Since Pangda was first identified, two more villages and an additional excavation site have been noted through satellite photographs taken in March this year, steadily following the river further into Bhutanese territory. In recent reporting by journalist Vishnu Som, a connecting road is also visible that runs 9km into Bhutan.

Given the geopolitical sensitivities of the area vis-a-vis India, speculation points to Chinese attempts to increase pressure on the Jampheri ridge overlooking the 2017 stand-off site, which according to journalist Tenzing Lamsang, is currently occupied by a small Royal Bhutanese Army detachment. As ever in the Himalayas, small tactical alterations have strategic implications. Chinese control of the Jampheri ridge would command views towards Sikkim, increase the scope of China’s surveillance operations near the border and place India’s Eastern Theatre Command at a terrain disadvantage were it to intervene as it did at Doka La.

 

2. Dramana and Shakhatoe

Aerial image showing a collection of structures nestled between snow-capped mountains in Dramana and Shakhatoe.

Aerial image showing one of several villages recently built by China in the Dramana and Shakhatoe region of Bhutan. The Chinese military is said to be patrolling this area aggressively. Image: Maxar (2022). 
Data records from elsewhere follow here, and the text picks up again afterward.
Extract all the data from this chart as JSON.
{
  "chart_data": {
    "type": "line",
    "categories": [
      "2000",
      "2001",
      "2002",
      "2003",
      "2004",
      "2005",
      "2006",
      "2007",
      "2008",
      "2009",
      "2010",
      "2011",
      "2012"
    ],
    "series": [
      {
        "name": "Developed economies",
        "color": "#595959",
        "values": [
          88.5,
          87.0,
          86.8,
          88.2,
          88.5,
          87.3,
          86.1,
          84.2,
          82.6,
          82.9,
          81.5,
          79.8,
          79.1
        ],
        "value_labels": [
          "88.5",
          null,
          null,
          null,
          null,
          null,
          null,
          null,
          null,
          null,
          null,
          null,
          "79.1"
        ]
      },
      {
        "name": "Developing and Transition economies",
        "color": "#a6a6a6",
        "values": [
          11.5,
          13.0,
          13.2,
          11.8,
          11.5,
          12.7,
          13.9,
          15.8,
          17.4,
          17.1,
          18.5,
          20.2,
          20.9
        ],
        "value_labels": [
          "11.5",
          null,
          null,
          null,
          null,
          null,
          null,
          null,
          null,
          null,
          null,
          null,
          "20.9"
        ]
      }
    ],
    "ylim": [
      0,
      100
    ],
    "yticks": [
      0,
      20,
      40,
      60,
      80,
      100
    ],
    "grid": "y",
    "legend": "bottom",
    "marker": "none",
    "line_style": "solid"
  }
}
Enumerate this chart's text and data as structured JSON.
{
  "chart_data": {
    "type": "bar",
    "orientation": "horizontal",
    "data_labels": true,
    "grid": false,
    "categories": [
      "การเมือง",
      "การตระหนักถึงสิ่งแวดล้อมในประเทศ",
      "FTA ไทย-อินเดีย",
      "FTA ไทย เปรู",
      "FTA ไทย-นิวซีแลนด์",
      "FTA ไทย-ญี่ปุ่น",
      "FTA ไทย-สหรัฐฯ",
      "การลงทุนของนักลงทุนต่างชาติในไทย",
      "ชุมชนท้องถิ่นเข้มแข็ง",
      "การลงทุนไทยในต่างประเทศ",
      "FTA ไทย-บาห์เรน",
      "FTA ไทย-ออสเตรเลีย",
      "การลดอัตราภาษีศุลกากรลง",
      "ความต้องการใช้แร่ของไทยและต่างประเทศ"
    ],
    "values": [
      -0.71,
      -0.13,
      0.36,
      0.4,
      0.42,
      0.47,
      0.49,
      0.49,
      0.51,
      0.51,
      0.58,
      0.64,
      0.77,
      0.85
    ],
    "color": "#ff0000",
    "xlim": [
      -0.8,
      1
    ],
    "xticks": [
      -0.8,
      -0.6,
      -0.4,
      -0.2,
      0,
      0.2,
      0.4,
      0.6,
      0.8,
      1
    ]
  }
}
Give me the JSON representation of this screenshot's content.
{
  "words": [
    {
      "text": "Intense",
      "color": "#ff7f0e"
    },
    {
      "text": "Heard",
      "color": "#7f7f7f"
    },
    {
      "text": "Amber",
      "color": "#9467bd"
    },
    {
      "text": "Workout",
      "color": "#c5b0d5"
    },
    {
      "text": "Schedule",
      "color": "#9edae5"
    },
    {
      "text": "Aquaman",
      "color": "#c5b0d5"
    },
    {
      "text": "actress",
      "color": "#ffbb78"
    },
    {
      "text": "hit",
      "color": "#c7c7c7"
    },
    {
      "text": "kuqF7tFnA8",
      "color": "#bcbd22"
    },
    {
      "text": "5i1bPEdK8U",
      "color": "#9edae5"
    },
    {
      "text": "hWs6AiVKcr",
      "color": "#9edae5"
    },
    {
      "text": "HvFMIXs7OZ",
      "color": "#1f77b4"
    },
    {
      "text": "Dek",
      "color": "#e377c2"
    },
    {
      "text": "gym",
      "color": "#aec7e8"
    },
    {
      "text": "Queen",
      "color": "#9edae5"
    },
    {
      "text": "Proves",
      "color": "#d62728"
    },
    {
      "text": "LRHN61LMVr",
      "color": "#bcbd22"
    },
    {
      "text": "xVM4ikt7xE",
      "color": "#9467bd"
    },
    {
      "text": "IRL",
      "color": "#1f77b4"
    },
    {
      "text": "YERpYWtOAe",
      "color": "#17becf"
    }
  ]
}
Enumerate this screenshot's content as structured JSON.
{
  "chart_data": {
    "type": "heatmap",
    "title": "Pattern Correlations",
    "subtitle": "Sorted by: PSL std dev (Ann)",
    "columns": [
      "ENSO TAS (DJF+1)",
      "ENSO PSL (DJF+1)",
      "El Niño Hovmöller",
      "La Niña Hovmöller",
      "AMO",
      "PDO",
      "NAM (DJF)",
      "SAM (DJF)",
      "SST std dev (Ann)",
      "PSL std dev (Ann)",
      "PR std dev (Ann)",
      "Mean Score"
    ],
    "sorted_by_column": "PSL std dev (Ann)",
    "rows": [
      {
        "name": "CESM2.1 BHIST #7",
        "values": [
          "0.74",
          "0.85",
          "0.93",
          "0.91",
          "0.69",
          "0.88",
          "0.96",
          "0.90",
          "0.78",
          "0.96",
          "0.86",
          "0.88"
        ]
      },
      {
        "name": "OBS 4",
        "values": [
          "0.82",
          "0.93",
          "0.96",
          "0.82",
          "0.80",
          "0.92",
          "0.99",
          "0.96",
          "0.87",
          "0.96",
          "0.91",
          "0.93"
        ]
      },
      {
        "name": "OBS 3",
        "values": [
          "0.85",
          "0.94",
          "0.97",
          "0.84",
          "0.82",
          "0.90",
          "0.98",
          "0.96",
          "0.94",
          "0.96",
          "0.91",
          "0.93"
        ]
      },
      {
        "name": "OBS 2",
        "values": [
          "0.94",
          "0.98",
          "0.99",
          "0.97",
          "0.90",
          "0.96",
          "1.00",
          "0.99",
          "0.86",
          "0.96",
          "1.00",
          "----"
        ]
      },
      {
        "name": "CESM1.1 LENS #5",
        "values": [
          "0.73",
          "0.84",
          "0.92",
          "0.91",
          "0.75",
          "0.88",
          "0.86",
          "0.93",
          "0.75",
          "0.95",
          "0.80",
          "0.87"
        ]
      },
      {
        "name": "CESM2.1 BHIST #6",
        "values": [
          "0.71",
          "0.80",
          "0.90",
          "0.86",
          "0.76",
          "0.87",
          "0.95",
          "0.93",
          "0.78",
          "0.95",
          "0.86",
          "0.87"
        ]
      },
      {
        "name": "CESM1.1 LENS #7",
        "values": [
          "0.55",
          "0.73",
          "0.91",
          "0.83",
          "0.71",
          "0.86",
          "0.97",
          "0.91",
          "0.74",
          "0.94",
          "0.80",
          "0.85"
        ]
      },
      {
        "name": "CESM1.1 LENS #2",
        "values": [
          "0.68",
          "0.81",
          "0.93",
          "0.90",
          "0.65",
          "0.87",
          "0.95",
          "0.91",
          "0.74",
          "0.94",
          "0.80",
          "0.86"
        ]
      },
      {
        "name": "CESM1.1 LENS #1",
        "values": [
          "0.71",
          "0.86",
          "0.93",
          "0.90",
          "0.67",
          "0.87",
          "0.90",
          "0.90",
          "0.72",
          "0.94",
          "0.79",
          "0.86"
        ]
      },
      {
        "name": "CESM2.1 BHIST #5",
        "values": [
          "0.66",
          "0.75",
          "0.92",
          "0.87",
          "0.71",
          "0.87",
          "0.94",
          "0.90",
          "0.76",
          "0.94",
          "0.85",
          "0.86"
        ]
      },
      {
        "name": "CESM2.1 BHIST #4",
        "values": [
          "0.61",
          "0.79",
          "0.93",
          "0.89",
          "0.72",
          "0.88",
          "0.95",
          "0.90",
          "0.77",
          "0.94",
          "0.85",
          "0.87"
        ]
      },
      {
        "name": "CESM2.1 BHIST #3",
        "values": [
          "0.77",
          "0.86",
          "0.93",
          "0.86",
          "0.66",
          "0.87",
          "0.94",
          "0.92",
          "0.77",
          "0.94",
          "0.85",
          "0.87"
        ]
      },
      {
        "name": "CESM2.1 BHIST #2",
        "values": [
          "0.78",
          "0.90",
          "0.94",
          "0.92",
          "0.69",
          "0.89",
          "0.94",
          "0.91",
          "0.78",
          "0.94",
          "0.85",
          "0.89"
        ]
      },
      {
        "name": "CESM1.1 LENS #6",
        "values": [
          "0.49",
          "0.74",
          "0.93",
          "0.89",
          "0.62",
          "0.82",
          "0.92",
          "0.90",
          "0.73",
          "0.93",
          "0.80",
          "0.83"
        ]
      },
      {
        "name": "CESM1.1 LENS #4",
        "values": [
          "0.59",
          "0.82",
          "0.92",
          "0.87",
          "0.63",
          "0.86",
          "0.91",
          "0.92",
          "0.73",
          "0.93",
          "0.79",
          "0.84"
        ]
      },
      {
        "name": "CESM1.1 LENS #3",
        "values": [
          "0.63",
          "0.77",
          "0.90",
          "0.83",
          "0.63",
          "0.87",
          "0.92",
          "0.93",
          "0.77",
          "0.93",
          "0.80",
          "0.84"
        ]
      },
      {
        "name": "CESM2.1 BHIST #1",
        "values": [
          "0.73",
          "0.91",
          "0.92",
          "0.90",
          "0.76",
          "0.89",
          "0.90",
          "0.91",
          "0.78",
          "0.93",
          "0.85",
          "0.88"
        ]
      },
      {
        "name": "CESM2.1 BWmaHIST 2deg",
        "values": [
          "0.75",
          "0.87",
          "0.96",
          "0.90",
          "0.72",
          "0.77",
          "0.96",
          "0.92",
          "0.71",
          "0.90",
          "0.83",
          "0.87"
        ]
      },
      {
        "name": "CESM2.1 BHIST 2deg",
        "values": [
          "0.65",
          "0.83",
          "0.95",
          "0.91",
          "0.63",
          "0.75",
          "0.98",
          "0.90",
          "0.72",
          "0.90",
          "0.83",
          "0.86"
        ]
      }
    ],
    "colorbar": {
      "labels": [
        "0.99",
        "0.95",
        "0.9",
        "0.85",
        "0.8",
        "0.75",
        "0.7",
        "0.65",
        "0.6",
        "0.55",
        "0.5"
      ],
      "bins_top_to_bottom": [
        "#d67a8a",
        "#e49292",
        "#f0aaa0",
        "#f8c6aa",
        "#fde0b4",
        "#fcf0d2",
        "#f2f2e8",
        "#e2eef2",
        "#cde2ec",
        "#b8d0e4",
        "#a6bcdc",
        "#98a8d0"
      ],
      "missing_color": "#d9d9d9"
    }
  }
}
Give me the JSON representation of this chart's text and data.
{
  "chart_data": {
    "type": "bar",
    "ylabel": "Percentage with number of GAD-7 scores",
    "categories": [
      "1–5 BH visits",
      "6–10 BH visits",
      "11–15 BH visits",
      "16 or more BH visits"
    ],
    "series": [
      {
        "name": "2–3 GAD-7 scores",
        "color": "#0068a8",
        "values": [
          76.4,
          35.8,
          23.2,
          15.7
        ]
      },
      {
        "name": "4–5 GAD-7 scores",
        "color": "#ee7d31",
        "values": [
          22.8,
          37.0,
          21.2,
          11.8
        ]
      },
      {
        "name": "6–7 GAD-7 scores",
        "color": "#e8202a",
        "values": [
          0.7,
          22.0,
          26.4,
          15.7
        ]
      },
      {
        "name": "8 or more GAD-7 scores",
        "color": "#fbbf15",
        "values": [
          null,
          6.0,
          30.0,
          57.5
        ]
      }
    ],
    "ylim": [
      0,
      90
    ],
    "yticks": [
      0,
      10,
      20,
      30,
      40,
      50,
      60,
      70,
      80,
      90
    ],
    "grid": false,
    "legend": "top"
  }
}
Further north of Doklam, at Dramana and Shakhatoe, more villages have been identified, with recent photographs taken in November 2021 showing a collection of structures nestled between snow-capped mountains. Varying in size, the largest village identified by journalist Devjyot Ghoshal comprises more than 84 buildings with construction having been started in December 2020 and seemingly completed by December 2021.


Little is known about the nature of these villages or their occupants other than their size and location. However, the Chinese PLA has patrolled these areas aggressively, warning away Bhutanese herders and challenging counter patrols by the Royal Bhutanese Army.

A permanent PLA presence in the area would be a significant change to the status quo. Informed speculation suggests that these may house either civilian contractors brought in from Tibet to oversee construction projects in the area, Tibetan or Chinese citizens brought across the border, or they could even be barracks for the PLA to help facilitate increased patrols in these contested areas.

3. Menchuma Valley

Aerial image of Chinese-built villages in Menchuma Valley.

Aerial image of one of several Chinese-built settlements in and around Menchuma Valley in Bhutan; the area is home to holy sites important to both Bhutanese and Tibetan culture. Image: PlanetLabs (2022). 

Amid the sustained activity in the west of Bhutan, we are seeing similar levels of activity mirrored in the northern contested areas in Jakarlung, Pasumlung and the Menchuma Valley, a well-known entry point into Tibet for Bhutanese pilgrims.

In May 2021, a team of researchers led by Robert Barnett from the London School of Oriental and African Studies discovered three additional villages in these contested areas, alongside a series of infrastructure projects, sitting between 3km and 5km south of the Chinese border in Bhutan. Barnett identified what appears to be police and military posts near these villages, as well as a communications tower.


While the building efforts at Doklam are seen as having a geopolitical intent towards India, these villages and their locations are seemingly aimed to maximize China’s leverage over Bhutan. They are considered sacred in Tibetan Buddhist teachings as the birthplace of ancient Himalayan cultural heroes, with strong links to the Bhutanese royal family. Today they are the home to holy sites and temples, such as the Singye Dzong.

For China to intrude on this area, and in some cases even deny entry to parts of it, is suppression of Bhutanese history, culture and traditions. By design or by default, Beijing is managing Tibetan religion and culture beyond the borders of the Tibetan Administrative Region.